Reaction from international organisations
Sudanese Professor Munzoul Assal, co-leader of the Sudan-Norway Academic Cooperation (SNAC) project, told University World News it was supporting the appeal from Sudan.
“In SNAC, we are quite concerned about the damage inflicted on Sudanese academic institutions as a result of the catastrophic situation in Sudan, which makes Sudanese academics and students in dire need of support,” added Assal, who is currently a professor at the University of Bergen in Norway.
“We have already provided scholarships to many Sudanese academics and students,” noted Assal, who was the former director of the Peace Research Institute at the University of Khartoum in Sudan.
“We provided Scholars at Risk fellowships and stipends for several Sudanese academics, along with offering scholarships for several Sudanese students who got stranded in Norway, and we continue to reach out to support additional students,” he said.
Hassan said he believed the global scientific community could have a profound impact on bettering the lives of Sudanese academics and students.
Support from African countries
The AAU’s Professor Saeed indicated he would consult Professor Bandele Oyewole Olusola, the secretary general of the AAU, about support for the Sudanese academic community.
However, he pointed out that different countries had their own laws and regulations that could not be circumvented by outside organisations.
Some Sudanese universities have already relocated some of their classes (specifically, senior medical students) to other countries, including Tanzania and Rwanda.
Saeed said: “Some negotiations are going on with universities and authorities in other countries to host Sudanese students. Some students joined universities outside Sudan on an individual basis.
“We looked to Egypt for many reasons, including: geographical proximity [although it is no longer that easy to enter Egypt from Sudan]. Many Sudanese have already fled to Egypt after the start of hostilities in Sudan as Egypt has historically been a learning site for Sudanese students.”

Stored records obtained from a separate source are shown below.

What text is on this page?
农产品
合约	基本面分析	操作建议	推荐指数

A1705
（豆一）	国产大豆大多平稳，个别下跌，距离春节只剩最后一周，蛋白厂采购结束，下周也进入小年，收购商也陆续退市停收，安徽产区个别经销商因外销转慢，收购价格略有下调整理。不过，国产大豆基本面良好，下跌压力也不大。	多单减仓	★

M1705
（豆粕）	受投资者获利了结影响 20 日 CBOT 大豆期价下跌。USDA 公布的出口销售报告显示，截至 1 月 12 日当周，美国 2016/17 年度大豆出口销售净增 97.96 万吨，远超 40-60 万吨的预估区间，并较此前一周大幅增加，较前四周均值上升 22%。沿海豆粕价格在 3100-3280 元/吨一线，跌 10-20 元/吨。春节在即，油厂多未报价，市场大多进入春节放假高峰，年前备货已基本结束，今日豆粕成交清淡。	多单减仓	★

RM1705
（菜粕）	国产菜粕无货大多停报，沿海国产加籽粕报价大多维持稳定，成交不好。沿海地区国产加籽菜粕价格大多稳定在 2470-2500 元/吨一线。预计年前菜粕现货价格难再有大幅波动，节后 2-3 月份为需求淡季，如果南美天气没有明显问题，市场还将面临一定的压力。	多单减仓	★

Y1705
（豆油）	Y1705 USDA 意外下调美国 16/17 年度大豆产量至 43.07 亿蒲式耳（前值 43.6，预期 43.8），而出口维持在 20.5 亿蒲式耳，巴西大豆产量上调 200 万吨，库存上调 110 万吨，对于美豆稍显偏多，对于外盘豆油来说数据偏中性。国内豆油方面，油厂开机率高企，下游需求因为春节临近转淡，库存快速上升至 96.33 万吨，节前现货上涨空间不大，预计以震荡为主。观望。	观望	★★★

“I have met with Egyptian officials of the higher education authorities and they are happy for Sudanese students to join Egyptian universities as regular students. However, the uptake of Sudanese students will be mostly in private universities, which charge high fees,” Saeed pointed out.
“Many students who tried to join foreign universities did not have detailed and certified qualifications acceptable to those universities because of the security situation in Sudan,” Saeed said.
This news report was updated on 5 October 2023.